SECTION 3: EMPLOYEES AND OTHER AGENTS: The Board of Directors may, by general vote or by pertaining to a specific employee or agent or class thereof, authorize indemnification of the Corporation’s employees and agents, other than those Officers, Directors and persons referred to in Section 1 above, to whatever extent they may determine, which may be in the same manner and to the same extent provided in Section 1 above.
SECTION 4: INSURANCE; The Corporation shall have the power to purchase and maintain insurance on behalf of any person who is or was a Director, Officer, employee or other agent of the Corporation against any liability incurred by him/her in any such capacity, or arising out of his/her status as such, whether or not the Corporation would have the power to indemnify him/her against such liability.
ARTICLE IX DISSOLUTION
Section 1: DISSOLUTION, DISTRIBUTION OF ASSETS: Upon dissolution of the Corporation, after payment of all debts and liabilities of the Corporation, all assets shall be expended for or applied to the purposes of the Corporation or shall be distributed to one or more organizations exempt under 501(c)(3) of the Internal Revenue Code, or the corresponding section of any future federal tax code, whose purpose and mission fulfill as nearly as possible the purpose of this Corporation, as the Board of Directors shall determine; provided that no such distribution shall be in any manner inconsistent with the laws of the State of New Hampshire. Any such assets not so disposed of shall be disposed of by a Court of competent jurisdiction of the county in which the principal office of the Corporation is then located, exclusively for such purposes or to such organization or organizations as said Court shall determine, which are organized and operated exclusively for purposes exempt under section 501(c)(3), or the corresponding section of any future federal tax code. No part of the net earnings of the Corporation shall inure to the benefit of, or be distributable to its members, trustees, officers or other private persons, except that the Corporation shall be authorized and empowered to pay reasonable compensation for services rendered and to make payments and distributions in furtherance of the purposes set forth in Article I above.

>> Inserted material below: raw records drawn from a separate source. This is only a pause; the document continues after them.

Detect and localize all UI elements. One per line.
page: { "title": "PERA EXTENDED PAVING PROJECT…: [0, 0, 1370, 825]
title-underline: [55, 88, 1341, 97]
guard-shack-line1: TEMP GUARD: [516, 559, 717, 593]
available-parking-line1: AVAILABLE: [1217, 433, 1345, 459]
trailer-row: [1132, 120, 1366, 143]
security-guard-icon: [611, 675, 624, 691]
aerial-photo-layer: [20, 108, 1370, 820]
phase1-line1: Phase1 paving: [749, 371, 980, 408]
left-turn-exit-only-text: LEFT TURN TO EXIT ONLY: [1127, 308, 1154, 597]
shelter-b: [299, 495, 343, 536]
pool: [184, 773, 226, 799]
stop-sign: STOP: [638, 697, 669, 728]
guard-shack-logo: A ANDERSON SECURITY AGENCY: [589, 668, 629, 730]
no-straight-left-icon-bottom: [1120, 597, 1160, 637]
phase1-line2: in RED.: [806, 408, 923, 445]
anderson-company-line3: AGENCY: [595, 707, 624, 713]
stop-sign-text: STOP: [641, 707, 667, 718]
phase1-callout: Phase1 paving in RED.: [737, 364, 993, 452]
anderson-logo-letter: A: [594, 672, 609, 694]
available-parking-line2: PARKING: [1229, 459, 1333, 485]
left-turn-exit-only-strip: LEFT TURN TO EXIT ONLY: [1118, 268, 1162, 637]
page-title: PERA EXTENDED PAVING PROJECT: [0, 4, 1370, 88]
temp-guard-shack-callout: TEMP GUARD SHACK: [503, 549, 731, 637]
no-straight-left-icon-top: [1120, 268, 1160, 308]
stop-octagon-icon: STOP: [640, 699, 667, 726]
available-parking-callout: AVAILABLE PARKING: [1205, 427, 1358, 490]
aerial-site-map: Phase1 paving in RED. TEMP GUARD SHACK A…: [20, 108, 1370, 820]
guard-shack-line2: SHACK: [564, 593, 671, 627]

ARTICLE X PARLIAMENTARY PROCEDURE
All proceedings of this organization shall be governed by Robert’s Rules of Order, as revised, to the extent that they do not conflict with these bylaws or the laws of the State of New Hampshire.
ARTICLE XI AMENDMENT OF BYLAWS
Section 1: AMENDMENT: These bylaws may be amended by the Board of Directors, after notice, at any regular or special meeting duly called therefore. Amendment will be effective upon the vote of three-fourths of the Directors.